- Biggest concerns with AI are bias, user competency, transparency and predictability.
- In all critical fields, the decision-making power must rest with a human and education on AI is key.
- To ensure a positive future, it is crucial to prioritize responsible design and release practices from the beginning.
Researchers are cautiously optimistic about where generative artificial intelligence (GenAI) will lead humanity, but “we must develop more guardrails.” This is according to Pascale Fung, Chair Professor, Department of Electronic and Computer Engineering, Hong Kong SAR, China. She was speaking at the session Generative AI: Friend or Foe? during the Annual Meeting of the New Champions in Tianjin, China.
Fung said, “We must have a framework for developing responsible GenAI mode, not just by keeping a human in the loop but to fundamentally understand these models and align them with what humans want at the data level, training model, task performance level.” Powerful and creative, these models mark a “quantum jump in human civilization”.
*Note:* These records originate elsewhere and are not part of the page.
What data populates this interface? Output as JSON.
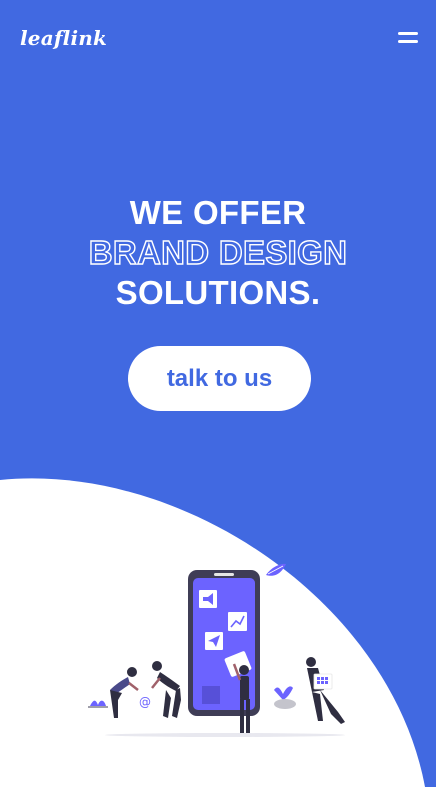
{
  "brand": {
    "logo_text": "leaflink",
    "accent_color": "#4169e1"
  },
  "nav": {
    "menu_icon": "hamburger-menu-icon"
  },
  "hero": {
    "line1": "WE OFFER",
    "line2": "BRAND DESIGN",
    "line3": "SOLUTIONS.",
    "cta_label": "talk to us"
  },
  "illustration": {
    "icons": [
      "megaphone-icon",
      "chart-icon",
      "send-icon",
      "at-sign-icon",
      "leaf-icon"
    ]
  }
}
GenAI provides a potential pathway to artificial general intelligence, said Zhang Ya-Qin, Chair Professor and Dean, Tsinghua University, adding that his department is applying it “in almost everything” from transport to biological computing. “Once you have a [GenAI] model, you can generate new structures quite easily,” he said. This opens up possibilities for model-to-model interaction (large models training smaller proprietary models), reinforcement learning and more.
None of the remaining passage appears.